For him to see all of his children marry, my cousins and my own girls born, and my aunt adopt a daughter of her own. To be so far away from his beloved family back in Italy. To be married to his beautiful Anna. To live with her suffering. To see our family through sickness. To watch his own children mature and become hard workers, good spouses and loving parents. To watch me become a responsible adult. And not screw it up. At least not too much.
For him to dance with my wife at our wedding.
He was so proud of me. So very proud. My mom always told me that. He just wanted to know that I was okay, that nothing was wrong and everything was right. That I had a good job, a house, a good home for my own family. That I would become a loving father, just like the one he met and I never knew.
If something was good, he would declare it good. If something was no good, he would simply say, “No good, Dino.” Whenever I bought a new car, he would admire it more than me. He was a GM man. “Dino, time come you go wanna buy car, you buy Chev-ro-let. I drive Chev-ro-let. That ‘a nice ‘a car, now. Other cars shit.”
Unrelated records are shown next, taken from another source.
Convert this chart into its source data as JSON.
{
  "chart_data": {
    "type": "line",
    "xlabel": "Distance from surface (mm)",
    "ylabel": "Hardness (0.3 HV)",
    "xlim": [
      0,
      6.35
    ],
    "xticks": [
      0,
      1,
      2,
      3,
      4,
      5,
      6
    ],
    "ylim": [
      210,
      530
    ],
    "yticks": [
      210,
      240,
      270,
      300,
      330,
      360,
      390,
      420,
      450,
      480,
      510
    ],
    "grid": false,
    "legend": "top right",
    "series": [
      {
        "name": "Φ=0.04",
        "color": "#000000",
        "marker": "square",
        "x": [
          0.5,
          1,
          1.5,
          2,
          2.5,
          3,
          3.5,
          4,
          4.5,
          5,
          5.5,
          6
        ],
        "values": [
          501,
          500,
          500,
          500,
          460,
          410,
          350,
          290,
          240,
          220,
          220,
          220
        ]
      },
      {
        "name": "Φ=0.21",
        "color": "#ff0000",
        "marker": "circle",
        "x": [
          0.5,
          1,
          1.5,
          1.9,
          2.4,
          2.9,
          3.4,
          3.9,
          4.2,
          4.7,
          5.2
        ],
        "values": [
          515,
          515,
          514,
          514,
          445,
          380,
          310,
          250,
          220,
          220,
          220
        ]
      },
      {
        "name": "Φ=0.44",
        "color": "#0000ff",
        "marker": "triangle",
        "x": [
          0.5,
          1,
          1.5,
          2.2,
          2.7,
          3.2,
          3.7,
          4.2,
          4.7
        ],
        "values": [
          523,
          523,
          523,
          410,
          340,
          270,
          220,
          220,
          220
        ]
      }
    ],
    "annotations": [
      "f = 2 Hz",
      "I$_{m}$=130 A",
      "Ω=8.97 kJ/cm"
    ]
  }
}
I never did get to show him my new Chevy. But I did get to watch him sit on my deck early this spring, staring at the birds, the morning sun bearing on his ripened face. A little espresso, maybe a John Wayne movie he could barely understand anymore, a nap in a chair and he was happy.
What I wouldn’t give to be 8 again and fiddle with tools in his basement. Or play Gin Rummy with him in his dining room back home. Even to have just said goodbye and that I love him, one last time, and that I am so very proud of him.
Antonio Ranieri, my Nonno, died peacefully early this morning in Cleveland. He was 91.